Wisconsin Public Radio

GOP Legislators Approve Reduced Funding for DPI

Not happy that Department of Public Instruction spent $369,000 on meeting at resort.

By , Wisconsin Public Radio - Mar 4th, 2026 11:53 am
Rep. Mark Born, R-Beaver Dam, left, and Sen. Howard Marklein, R-Spring Green, address reporters ahead of a meeting of the Legislature’s Joint Finance Committee at the Wisconsin Capitol on June 17, 2025. Born and Marklein co-chair the panel. Shawn Johnson/WPR

Rep. Mark Born, R-Beaver Dam, left, and Sen. Howard Marklein, R-Spring Green, address reporters ahead of a meeting of the Legislature’s Joint Finance Committee at the Wisconsin Capitol on June 17, 2025. Born and Marklein co-chair the panel. Shawn Johnson/WPR

Republican state lawmakers partially approved a funding request from the Wisconsin Department of Instruction Tuesday, a move that comes about a month after the agency was scrutinized for spending $368,885 on a meeting at a Wisconsin Dells resort.

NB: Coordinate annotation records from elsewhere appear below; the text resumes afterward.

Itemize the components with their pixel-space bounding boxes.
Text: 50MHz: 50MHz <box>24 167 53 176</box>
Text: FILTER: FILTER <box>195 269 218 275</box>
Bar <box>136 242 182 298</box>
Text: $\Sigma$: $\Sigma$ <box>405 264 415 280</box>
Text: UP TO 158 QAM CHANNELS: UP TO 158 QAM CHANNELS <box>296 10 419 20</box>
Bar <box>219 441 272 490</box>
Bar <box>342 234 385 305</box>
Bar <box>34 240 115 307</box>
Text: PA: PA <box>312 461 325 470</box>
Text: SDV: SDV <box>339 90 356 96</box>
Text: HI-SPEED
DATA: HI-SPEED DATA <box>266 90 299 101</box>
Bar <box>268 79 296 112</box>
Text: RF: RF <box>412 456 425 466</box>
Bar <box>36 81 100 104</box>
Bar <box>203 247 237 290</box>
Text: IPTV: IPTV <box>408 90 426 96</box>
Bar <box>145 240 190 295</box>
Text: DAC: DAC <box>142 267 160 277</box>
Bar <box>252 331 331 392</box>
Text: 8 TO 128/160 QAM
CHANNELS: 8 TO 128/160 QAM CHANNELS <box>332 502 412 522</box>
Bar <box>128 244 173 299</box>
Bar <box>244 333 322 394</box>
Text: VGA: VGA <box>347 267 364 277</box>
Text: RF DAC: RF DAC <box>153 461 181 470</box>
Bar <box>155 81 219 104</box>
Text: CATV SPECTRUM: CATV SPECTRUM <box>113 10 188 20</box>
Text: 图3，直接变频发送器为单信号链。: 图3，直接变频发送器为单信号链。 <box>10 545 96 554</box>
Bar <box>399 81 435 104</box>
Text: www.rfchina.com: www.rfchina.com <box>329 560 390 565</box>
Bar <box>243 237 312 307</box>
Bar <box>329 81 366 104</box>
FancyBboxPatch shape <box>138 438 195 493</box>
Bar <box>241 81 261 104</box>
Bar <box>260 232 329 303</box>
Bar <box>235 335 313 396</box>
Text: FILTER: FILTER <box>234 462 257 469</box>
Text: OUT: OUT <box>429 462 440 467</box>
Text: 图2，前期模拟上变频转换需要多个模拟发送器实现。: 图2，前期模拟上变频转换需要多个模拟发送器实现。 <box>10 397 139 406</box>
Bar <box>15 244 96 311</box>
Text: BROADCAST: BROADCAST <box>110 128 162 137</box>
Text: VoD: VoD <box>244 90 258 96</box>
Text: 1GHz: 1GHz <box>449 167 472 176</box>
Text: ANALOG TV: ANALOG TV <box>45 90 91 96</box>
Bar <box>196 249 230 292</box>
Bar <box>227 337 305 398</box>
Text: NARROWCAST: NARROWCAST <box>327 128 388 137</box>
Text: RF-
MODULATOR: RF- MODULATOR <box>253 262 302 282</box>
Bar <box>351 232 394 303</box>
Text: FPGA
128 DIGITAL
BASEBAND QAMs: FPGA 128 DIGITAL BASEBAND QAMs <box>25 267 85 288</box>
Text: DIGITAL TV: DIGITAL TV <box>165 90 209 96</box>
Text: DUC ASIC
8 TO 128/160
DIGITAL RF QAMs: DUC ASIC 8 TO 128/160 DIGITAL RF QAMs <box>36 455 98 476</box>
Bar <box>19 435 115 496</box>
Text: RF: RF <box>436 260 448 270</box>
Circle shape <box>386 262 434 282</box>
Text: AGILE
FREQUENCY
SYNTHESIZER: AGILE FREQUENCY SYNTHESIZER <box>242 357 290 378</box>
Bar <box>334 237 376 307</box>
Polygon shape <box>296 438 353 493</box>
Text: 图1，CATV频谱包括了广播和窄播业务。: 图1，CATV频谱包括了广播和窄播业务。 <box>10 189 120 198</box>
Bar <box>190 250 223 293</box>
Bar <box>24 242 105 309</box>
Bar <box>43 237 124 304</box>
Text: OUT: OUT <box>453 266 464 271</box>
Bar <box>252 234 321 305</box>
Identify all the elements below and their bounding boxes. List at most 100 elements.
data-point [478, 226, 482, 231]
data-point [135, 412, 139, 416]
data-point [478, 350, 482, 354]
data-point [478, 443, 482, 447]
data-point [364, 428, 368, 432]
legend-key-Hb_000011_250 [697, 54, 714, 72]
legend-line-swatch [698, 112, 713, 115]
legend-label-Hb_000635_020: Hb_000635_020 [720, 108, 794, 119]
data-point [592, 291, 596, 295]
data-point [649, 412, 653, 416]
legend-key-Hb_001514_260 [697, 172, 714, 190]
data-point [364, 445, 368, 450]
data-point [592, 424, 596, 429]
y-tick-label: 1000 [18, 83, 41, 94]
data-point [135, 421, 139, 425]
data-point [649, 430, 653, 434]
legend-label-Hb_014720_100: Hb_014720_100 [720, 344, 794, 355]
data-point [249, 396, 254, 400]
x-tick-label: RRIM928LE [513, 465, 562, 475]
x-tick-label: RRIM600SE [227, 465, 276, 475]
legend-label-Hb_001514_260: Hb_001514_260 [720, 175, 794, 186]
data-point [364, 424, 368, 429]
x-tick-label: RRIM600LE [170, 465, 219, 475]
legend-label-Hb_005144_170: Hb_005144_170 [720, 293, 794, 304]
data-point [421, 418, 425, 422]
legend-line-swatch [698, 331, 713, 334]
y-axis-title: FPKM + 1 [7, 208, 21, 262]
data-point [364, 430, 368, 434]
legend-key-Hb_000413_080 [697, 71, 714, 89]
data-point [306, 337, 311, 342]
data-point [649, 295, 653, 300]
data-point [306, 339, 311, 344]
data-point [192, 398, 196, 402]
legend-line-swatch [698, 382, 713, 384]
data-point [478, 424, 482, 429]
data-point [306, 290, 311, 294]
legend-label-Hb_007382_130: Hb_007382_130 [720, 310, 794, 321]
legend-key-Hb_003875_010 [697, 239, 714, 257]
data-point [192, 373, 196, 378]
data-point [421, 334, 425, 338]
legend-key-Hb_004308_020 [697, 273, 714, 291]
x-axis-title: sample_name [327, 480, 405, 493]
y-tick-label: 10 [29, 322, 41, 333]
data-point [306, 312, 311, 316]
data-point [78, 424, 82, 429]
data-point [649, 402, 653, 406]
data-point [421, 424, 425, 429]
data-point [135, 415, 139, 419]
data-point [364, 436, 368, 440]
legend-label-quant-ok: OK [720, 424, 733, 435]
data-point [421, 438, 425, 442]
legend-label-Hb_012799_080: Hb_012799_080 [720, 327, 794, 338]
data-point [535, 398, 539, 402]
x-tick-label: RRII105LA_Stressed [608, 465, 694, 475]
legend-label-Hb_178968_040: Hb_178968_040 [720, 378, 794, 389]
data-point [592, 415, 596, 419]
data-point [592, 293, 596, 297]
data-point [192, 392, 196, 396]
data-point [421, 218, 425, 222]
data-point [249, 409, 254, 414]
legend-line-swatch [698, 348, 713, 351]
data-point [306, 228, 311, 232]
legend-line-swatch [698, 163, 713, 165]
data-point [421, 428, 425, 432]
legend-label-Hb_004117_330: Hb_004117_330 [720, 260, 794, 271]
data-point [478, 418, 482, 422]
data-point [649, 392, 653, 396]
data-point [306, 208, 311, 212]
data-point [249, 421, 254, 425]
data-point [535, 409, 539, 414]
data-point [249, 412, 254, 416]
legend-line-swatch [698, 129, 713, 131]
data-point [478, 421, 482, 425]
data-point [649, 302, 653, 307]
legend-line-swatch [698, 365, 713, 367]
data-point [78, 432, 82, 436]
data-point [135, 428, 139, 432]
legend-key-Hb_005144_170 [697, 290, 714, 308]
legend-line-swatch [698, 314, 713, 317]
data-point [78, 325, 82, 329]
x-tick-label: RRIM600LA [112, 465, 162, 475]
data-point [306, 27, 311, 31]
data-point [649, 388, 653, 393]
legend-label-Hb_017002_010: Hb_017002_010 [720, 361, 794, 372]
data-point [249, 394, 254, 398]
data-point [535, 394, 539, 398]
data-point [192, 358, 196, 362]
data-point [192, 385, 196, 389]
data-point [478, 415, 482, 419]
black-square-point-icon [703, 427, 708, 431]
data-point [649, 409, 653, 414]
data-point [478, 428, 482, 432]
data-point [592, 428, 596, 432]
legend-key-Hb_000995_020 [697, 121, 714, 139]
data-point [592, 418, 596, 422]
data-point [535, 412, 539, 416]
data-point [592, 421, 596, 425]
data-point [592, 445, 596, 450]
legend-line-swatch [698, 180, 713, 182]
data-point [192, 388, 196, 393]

The DPI, which oversees the state’s school districts, asked the Republican-controlled Joint Committee on Finance to unlock $2 million in supplemental funding included in the state budget passed last year. In its request, the agency said that if the full amount was not released, it would have to lay off staff and delay hiring for vacant positions, among other cost-cutting measures.

Sen. LaTonya Johnson, D-Milwaukee, made a motion to fully fund the $2 million request, but it failed on a party-line 12-4 vote with all Republicans opposed. Sen. Howard Marklein, R-Spring Green, who co-chairs the committee, offered an alternative motion to provide a total of $1.75 million to DPI through the 2026-2027 school year, which passed unanimously.

State Sen. Kelda Roys, D-Madison, criticized her Republican colleagues on the committee, claiming that every time “there’s an opportunity to do the right thing and allocate money towards anything that helps public education, anything that helps our kids, the Republicans on this committee find a way not to do it.” “We’re always here to cut taxes for millionaires and billionaires, but we’re not here for the most fundamental purpose of the state, which is to educate our young people,” said Roys, who is running for governor.

This was the second time the committee considered the DPI funding request. At the panel’s February meeting, the committee’s other co-chair, Rep. Mark Born, R-Beaver Dam, announced lawmakers would delay a vote because of an article that reported the DPI spent $368,885 on a four-day meeting in 2024 at the Chula Vista Resort in Wisconsin Dells. At the time, Born described it as a “questionable use of funds” and said Republicans wanted to “hit pause” on additional funding until they learned more about spending on the DPI’s meeting nearly two years earlier.

In a statement sent to WPR, Born said the pared back funding release was due to a DPI staffing shortfall this year that the nonpartisan Legislative Fiscal Bureau projected to cost the agency around $745,700. “The committee approved $750,000 in 2025-26 to match that documented need and $1 million in 2026-27,” Born said. “This was a straightforward, data-driven adjustment based on current vacancy and cost projections, ensuring DPI has what it needs without over appropriating taxpayer dollars.”

In a statement after the vote, DPI spokesperson Chris Bucher said the 2024 meeting that was scrutinized was “a routine, annual maintenance process used to ensure our statewide assessments remain valid, reliable, and up to date.” Bucher said the amount spent was similar to workshops in other states.

Bucher said the funding that was released by the JFC “is critical to our agency and our ability to serve students, educators, schools and libraries.”

“While we received slightly less in the current fiscal year than we requested, our agency will make it through the year without layoffs or additional staffing reductions,” Bucher said.